Tarats Garden

Vibecoding AI Agents

A detailed walkthrough of my journey to get two ai agents to collaborate in a simple grid world

Introduction

The goal is to get two ai agents to collaborate in a simple grid world. The setup is simple, a small grid world with one player and two agents. The player moves on the grid and the agents try to capture the player. There's no hard‑coded playbook.

Can they discover trapping and flanking behaviors on their own if I give them the right training signals and constraints?

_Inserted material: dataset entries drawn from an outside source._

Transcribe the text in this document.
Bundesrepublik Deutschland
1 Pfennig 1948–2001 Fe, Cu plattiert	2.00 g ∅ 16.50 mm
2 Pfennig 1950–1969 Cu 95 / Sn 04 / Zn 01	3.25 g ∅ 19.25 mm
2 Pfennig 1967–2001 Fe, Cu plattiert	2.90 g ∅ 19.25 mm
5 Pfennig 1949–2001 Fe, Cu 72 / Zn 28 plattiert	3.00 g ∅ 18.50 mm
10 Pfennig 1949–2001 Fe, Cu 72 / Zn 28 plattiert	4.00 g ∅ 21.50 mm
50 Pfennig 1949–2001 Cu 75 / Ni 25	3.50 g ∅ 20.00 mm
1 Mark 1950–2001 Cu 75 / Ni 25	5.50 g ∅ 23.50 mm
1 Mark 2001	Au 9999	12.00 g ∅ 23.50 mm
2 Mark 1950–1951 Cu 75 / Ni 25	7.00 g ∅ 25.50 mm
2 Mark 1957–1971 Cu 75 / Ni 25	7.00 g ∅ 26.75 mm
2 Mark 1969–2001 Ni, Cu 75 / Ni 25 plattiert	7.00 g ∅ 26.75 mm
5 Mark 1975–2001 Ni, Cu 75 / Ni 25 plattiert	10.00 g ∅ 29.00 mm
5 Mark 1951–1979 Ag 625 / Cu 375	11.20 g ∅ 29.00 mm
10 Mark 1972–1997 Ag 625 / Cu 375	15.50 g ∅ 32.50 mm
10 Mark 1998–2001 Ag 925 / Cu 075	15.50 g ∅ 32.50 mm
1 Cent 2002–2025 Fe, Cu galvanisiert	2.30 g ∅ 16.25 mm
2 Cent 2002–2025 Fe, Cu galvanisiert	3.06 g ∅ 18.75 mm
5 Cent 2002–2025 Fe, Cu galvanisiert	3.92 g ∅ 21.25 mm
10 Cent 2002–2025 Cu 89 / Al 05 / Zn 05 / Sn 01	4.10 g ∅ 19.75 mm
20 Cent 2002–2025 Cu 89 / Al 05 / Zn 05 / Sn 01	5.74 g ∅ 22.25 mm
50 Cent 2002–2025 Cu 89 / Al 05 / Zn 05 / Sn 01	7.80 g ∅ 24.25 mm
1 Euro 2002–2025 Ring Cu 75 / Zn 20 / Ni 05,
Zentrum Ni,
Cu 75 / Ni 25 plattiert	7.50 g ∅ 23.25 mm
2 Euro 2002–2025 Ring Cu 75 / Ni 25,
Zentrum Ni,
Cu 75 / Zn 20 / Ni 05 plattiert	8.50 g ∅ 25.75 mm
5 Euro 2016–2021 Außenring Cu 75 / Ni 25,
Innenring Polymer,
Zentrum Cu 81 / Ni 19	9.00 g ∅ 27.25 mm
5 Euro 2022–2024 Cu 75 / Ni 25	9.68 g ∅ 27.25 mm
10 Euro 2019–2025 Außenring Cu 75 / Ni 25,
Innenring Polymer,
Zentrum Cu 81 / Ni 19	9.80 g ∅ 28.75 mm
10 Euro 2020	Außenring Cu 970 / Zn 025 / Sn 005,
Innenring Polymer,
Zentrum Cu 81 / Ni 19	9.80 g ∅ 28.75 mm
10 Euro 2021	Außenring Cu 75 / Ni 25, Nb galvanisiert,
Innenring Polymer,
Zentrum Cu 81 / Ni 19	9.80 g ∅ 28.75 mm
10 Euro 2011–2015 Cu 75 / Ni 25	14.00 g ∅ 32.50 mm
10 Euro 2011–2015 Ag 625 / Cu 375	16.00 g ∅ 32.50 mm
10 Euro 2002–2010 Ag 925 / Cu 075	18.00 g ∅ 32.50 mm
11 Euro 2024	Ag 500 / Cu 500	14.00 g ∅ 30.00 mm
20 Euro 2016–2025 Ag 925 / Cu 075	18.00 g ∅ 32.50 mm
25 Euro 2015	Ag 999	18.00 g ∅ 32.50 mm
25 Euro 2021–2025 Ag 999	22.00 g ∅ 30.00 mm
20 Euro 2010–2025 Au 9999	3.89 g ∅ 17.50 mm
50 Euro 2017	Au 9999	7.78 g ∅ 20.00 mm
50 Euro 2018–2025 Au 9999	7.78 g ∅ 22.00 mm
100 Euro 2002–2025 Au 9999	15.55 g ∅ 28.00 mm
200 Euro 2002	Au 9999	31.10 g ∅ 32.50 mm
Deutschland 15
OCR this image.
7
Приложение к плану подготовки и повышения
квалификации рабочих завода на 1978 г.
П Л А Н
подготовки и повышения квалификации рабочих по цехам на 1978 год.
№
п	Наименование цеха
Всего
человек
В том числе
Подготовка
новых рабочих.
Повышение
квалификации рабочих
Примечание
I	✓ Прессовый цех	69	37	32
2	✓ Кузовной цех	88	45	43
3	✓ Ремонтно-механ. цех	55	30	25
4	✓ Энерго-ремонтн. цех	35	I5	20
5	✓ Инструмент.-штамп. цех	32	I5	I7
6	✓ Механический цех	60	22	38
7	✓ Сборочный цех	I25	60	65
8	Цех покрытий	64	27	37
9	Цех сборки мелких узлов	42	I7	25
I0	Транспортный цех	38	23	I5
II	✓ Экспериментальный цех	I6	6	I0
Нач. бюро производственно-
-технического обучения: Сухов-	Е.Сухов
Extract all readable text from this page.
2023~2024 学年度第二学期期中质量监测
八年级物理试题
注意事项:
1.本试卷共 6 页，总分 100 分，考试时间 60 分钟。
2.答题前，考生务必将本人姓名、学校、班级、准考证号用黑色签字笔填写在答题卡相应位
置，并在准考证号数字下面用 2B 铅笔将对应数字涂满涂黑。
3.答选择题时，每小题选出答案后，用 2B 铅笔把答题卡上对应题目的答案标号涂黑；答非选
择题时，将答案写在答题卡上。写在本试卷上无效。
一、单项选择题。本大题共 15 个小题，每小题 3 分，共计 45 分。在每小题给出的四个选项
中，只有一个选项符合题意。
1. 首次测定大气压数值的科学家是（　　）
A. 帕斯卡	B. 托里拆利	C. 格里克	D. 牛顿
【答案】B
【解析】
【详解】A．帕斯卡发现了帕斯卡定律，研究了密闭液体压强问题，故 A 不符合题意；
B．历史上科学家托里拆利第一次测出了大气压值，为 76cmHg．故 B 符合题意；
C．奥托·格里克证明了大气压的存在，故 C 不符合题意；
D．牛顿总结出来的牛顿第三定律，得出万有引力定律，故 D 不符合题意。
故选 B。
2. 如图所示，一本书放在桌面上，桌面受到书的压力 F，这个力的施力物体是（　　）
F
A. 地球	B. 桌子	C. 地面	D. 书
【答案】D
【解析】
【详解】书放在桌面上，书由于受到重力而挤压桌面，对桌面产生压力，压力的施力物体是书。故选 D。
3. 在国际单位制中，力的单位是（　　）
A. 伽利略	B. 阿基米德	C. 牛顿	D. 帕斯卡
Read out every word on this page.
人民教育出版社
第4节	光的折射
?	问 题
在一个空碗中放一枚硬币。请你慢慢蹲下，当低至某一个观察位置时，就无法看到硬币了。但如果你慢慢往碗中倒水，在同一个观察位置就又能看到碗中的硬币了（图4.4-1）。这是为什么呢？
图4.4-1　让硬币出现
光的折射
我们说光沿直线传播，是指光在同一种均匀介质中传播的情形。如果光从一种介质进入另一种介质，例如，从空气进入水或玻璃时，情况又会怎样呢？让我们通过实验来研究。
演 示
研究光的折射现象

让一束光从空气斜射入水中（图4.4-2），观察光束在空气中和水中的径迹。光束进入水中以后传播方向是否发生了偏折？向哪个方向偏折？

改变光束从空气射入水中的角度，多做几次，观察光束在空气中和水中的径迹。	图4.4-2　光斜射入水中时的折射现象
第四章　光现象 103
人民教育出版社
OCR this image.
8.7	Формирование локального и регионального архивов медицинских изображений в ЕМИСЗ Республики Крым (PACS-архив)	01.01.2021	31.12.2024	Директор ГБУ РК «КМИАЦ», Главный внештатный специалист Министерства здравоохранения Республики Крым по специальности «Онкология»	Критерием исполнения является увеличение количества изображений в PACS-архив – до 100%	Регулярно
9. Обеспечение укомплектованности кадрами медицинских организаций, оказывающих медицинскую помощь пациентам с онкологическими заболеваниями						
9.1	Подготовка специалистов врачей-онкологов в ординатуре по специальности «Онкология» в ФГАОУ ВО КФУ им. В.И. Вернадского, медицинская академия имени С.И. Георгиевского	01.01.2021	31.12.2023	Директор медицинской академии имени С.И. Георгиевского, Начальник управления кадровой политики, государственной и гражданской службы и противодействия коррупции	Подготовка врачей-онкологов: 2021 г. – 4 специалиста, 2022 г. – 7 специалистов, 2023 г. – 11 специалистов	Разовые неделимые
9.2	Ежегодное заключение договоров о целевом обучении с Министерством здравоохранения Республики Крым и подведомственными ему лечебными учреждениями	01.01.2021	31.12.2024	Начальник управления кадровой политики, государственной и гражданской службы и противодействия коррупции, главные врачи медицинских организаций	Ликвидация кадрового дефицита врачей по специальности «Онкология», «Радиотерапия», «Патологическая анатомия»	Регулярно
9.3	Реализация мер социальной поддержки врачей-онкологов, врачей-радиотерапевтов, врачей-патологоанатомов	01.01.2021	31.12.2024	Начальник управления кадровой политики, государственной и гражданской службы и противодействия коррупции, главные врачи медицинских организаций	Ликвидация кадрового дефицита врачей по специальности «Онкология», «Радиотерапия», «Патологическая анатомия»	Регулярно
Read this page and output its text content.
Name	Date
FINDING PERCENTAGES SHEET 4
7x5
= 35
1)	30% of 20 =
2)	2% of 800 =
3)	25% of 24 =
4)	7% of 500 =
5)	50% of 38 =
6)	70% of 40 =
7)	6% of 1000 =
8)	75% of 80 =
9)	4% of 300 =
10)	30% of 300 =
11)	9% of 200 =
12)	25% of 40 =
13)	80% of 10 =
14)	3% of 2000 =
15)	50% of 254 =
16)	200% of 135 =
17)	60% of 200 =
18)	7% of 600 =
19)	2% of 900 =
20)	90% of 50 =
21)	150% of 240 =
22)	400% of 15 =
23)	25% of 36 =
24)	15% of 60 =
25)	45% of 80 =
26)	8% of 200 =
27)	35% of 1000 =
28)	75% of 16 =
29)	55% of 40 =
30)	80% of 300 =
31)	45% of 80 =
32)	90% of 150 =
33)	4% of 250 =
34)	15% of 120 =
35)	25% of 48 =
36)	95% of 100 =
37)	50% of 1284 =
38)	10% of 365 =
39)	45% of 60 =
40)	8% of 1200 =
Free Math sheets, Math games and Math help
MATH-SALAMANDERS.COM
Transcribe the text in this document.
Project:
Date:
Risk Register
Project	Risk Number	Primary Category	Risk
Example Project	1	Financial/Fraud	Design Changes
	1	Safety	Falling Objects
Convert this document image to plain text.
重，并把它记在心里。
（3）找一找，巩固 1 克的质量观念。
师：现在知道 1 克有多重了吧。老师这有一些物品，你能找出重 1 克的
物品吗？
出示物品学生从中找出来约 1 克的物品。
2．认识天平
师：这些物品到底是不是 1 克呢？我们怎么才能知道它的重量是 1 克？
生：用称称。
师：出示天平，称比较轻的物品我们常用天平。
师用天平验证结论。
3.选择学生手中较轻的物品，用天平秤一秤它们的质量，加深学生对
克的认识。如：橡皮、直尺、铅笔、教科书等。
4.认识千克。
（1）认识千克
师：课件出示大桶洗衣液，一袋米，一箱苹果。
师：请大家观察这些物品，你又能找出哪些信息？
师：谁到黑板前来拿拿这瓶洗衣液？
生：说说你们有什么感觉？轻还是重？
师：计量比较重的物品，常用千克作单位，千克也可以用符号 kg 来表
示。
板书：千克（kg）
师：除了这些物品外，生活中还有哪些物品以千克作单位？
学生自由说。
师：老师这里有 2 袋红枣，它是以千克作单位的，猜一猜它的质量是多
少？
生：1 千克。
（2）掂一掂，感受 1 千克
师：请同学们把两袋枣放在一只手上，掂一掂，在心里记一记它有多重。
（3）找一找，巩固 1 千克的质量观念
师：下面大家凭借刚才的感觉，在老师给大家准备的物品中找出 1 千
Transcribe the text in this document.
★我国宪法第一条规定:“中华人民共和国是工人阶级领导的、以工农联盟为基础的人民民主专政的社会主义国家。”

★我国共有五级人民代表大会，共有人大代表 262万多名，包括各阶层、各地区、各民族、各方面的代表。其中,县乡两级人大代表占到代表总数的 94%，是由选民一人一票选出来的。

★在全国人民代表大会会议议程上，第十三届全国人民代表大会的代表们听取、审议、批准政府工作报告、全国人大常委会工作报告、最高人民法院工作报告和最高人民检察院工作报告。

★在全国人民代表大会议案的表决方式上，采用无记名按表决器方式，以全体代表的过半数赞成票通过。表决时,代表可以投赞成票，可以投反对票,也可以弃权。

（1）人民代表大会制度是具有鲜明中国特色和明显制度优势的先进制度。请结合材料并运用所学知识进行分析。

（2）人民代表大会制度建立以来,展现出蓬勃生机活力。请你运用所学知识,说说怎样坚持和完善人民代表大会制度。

This post is a narrative of that journey. I explain what each idea tried to achieve, what actually happened on the board, and why some approaches nudged the agents toward teamwork while others quietly broke it. The goal isn't to prove a theorem; it's to share what it felt like to chase collaboration in code.

Why I started this

I've always loved the idea that two simple agents could learn to work together without me scripting their moves. Put them on a grid, add a player, and let them figure out how to trap. It felt approachable, like something I could build and iterate on in evenings. This is a story about that project. I'll go phase by phase: what I tried, what actually happened (good and bad), and what I learned.

A quick shoutout to this 2-minute-paper video that I sparked interest for reinforcment learning in me back in 2019.

Phase 1 — Two independent DQNs (and the first surprise)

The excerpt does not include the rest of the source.